FRANKFORT, KY (WOWK) – Kentucky Department for Public Health (KDPH) Commissioner Dr. Steven Stack said Friday air quality in the state may be poor this weekend and into next week as an enormous cloud of dry and dusty air that originated over the Sahara Desert will move across the southern United States over the next three to seven days.

“We absolutely need to be cautious this weekend and next week, monitor the air quality index in our area, and if needed, limit our time outside,” said Kentucky Governor Andy Beshear. “We’ve already shown that we can come together to fight a global pandemic for months, so I know we can take the steps needed to protect ourselves and our loved ones over one week.”

KDPH officials say the dust plume, known as the Saharan Air Layer (SAL), is an annual phenomenon in the late spring, summer and early fall. The plume can occupy a 2-2.5 mile thick layer in the atmosphere, according to the National Oceanic and Atmospheric Administration. Officials in Kentucky say the SAL cloud, which first formed on June 14, is unusually large, one of the thickest on record and nearly 5,000 miles long.

Kentucky health officials say this could have a negative impact on the state’s air quality and urge caution as poor air quality can aggravate those suffering from respiratory conditions such as asthma and COPD. It can also pose health risks for seniors and young children, according to the KDPH. Dr. Slack says while caution is important, most Kentuckians are already using a tool that can help prevent them from inhaling dust.
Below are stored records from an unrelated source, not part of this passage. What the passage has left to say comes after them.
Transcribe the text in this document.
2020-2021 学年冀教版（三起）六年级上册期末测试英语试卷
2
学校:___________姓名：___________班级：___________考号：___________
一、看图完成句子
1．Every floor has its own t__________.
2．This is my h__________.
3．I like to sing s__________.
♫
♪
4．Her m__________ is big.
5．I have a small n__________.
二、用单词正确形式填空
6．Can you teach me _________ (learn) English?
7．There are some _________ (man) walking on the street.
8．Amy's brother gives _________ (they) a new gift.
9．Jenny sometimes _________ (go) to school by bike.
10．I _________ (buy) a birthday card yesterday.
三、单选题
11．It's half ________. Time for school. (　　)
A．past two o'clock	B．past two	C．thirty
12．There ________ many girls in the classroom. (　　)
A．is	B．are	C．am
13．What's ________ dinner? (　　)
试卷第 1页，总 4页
“Fortunately, unlike COVID-19, this is a short-term issue, and the masks most Kentuckians are already wearing will also help protect them from inhaling dust,” said Dr. Stack. “But this is still a serious risk for our youngest and oldest residents, as well as those with any respiratory issues. We need to be especially careful this weekend about spending extended time outdoors.”
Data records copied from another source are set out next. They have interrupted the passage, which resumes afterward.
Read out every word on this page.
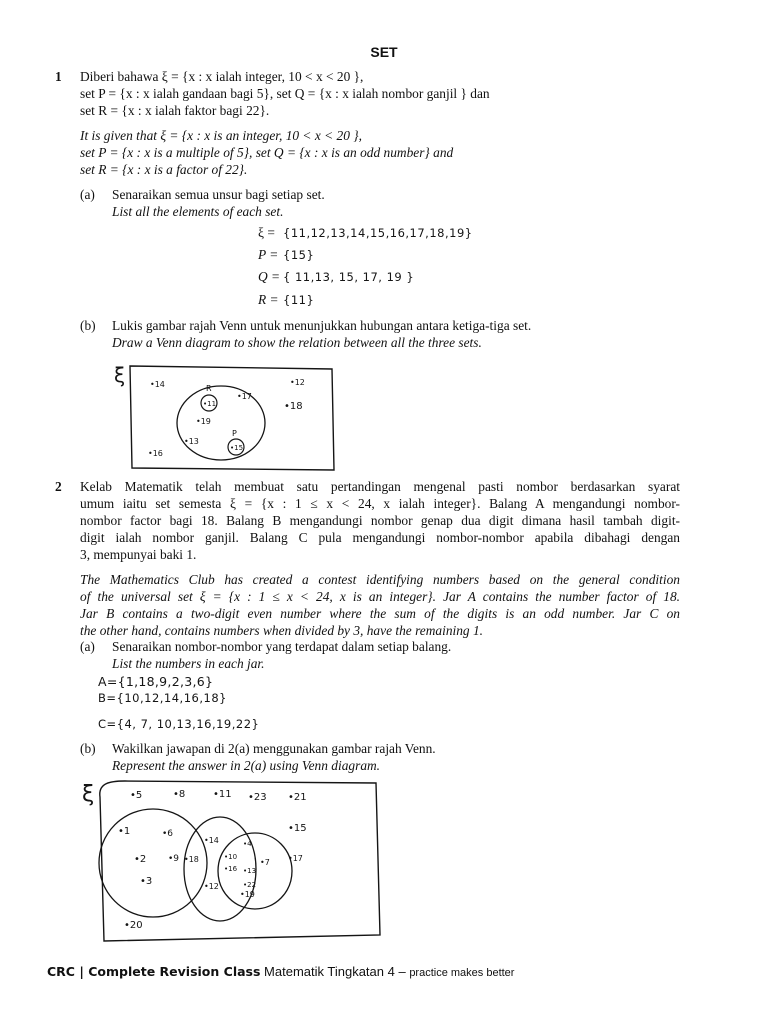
SET
1 Diberi bahawa ξ = {x : x ialah integer, 10 < x < 20 },
set P = {x : x ialah gandaan bagi 5}, set Q = {x : x ialah nombor ganjil } dan
set R = {x : x ialah faktor bagi 22}.
It is given that ξ = {x : x is an integer, 10 < x < 20 },
set P = {x : x is a multiple of 5}, set Q = {x : x is an odd number} and
set R = {x : x is a factor of 22}.
(a) Senaraikan semua unsur bagi setiap set.
List all the elements of each set.
ξ = {11,12,13,14,15,16,17,18,19}
P = {15}
Q = { 11,13, 15, 17, 19 }
R = {11}
(b) Lukis gambar rajah Venn untuk menunjukkan hubungan antara ketiga-tiga set.
Draw a Venn diagram to show the relation between all the three sets.
ξ
R
P
•11
•15
•17
•19
•13
•14	•12
•18
•16
2 Kelab Matematik telah membuat satu pertandingan mengenal pasti nombor berdasarkan syarat
umum iaitu set semesta ξ = {x : 1 ≤ x < 24, x ialah integer}. Balang A mengandungi nombor-
nombor factor bagi 18. Balang B mengandungi nombor genap dua digit dimana hasil tambah digit-
digit ialah nombor ganjil. Balang C pula mengandungi nombor-nombor apabila dibahagi dengan
3, mempunyai baki 1.
The Mathematics Club has created a contest identifying numbers based on the general condition
of the universal set ξ = {x : 1 ≤ x < 24, x is an integer}. Jar A contains the number factor of 18.
Jar B contains a two-digit even number where the sum of the digits is an odd number. Jar C on
the other hand, contains numbers when divided by 3, have the remaining 1.
(a) Senaraikan nombor-nombor yang terdapat dalam setiap balang.
List the numbers in each jar.
A={1,18,9,2,3,6}
B={10,12,14,16,18}
C={4, 7, 10,13,16,19,22}
(b) Wakilkan jawapan di 2(a) menggunakan gambar rajah Venn.
Represent the answer in 2(a) using Venn diagram.
ξ	•5	•8	•11 •23 •21
•15
•17
•20
•1	•6
•2
•3
•9 •18
•14
•12
•10
•16
•4
•7
•13
•22
•19
CRC | Complete Revision Class Matematik Tingkatan 4 – practice makes better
Some effects from dust particles in the air could include eye irritation, lung and throat irritation and trouble breathing. The KDPH says these steps can help limit exposure:

  • Pay attention to local air quality reports at and watch for news or health warnings about dust particles in your area. Pay attention to public health messages and take extra safety measures such as avoiding spending time outdoors.
  • Continue to wear the protective mask you are using to help prevent the spread of COVID-19. The mask will also help prevent exposure to dust particles if worn correctly.
  • Keep windows and doors closed unless it is very hot outside. Run an air conditioner if you have one, but keep the fresh-air intake closed and the filter clean to prevent dust from getting inside. Seek shelter elsewhere if you do not have an air conditioner and it is too warm to stay inside with the windows closed.
  • Follow your doctor’s advice about medicines and about your respiratory management plan if you have asthma or another lung disease. Call your doctor if your symptoms worsen.

The Cabinet for Health and Family Services and Kentucky Department for Public Health say they will continue to work with local and state officials to monitor the Saharan dust plume and if required, disseminate additional public health advisories and guidance to protect our fellow Kentuckians.